August 12th, 2009 at 12:57 am
@Mike I agree with your point about the studios being shortsighted in not treating RealDVD decently in hopes of improving their case in potential larger legal battles to come. But I disagree that the RealDVD case is meaningless, because precedent can matter so very much. It was the consumer-friendly decision in the Betamax case that gave consumers some of the rights we have in the digital age, and every time a new case strips away some of those rights, it not only impacts consumers directly right now but also discourages technology companies from even attempting to make interesting products that might get them in trouble. (If Real loses, there are products with no direct relation to DVD copying that nobody will bother to pursue–in part because venture capital companies will consider them too risky.)
–Harry
August 12th, 2009 at 1:41 am
@Harry – You certainly do make an good point. However, on the other hand, if the courts ultimately rule in Real’s favor, establishing a precedent that “fair use means that users should be allowed to back-up their “protected” content, if and only if that copy is laden with even more restrictive DRM (like RealDVD employs), would that constitute a legal victory for consumers? I don’t think so.

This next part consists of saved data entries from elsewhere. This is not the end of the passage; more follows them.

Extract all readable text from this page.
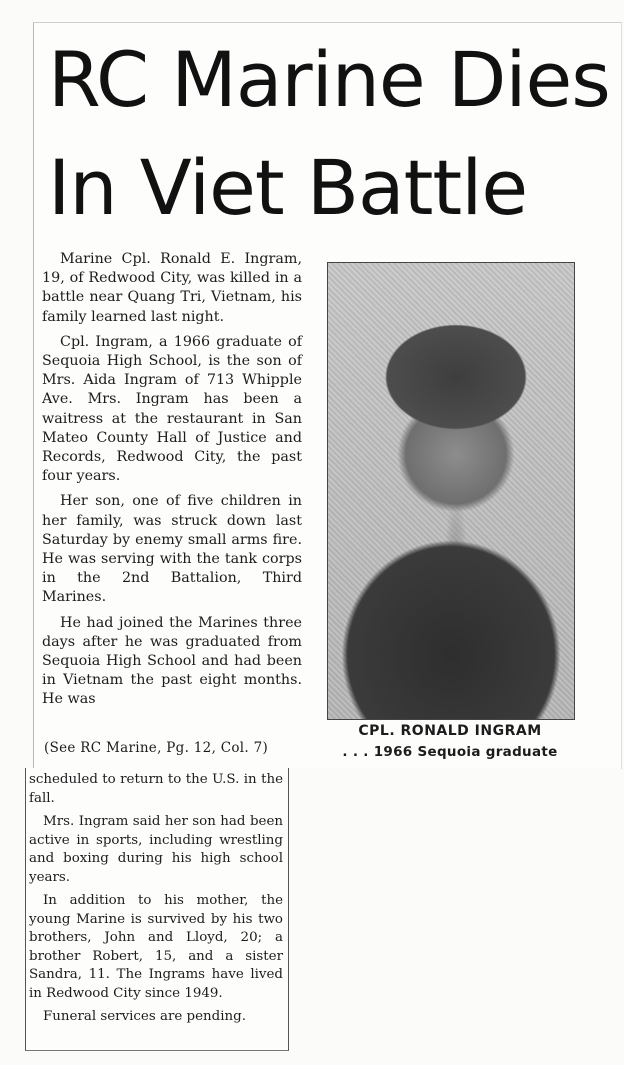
RC Marine Dies
In Viet Battle

Marine Cpl. Ronald E. Ingram, 19, of Redwood City, was killed in a battle near Quang Tri, Vietnam, his family learned last night.

Cpl. Ingram, a 1966 graduate of Sequoia High School, is the son of Mrs. Aida Ingram of 713 Whipple Ave. Mrs. Ingram has been a waitress at the restaurant in San Mateo County Hall of Justice and Records, Redwood City, the past four years.

Her son, one of five children in her family, was struck down last Saturday by enemy small arms fire. He was serving with the tank corps in the 2nd Battalion, Third Marines.

He had joined the Marines three days after he was graduated from Sequoia High School and had been in Vietnam the past eight months. He was

(See RC Marine, Pg. 12, Col. 7)
CPL. RONALD INGRAM
. . . 1966 Sequoia graduate

scheduled to return to the U.S. in the fall.

Mrs. Ingram said her son had been active in sports, including wrestling and boxing during his high school years.

In addition to his mother, the young Marine is survived by his two brothers, John and Lloyd, 20; a brother Robert, 15, and a sister Sandra, 11. The Ingrams have lived in Redwood City since 1949.

Funeral services are pending.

August 12th, 2009 at 6:43 am
I wonder how many people would care enough to buy this program? Folks who understand it probably already know how to rip DVDs. And the rest don’t factor in. I’ve never heard my mom say she’d like to back up a DVD.
August 12th, 2009 at 7:35 pm
web link on Handbrake in above story is broken!
Fix it & email me.
August 14th, 2009 at 2:44 pm
Telestream has suspended sales of Drive-in, too.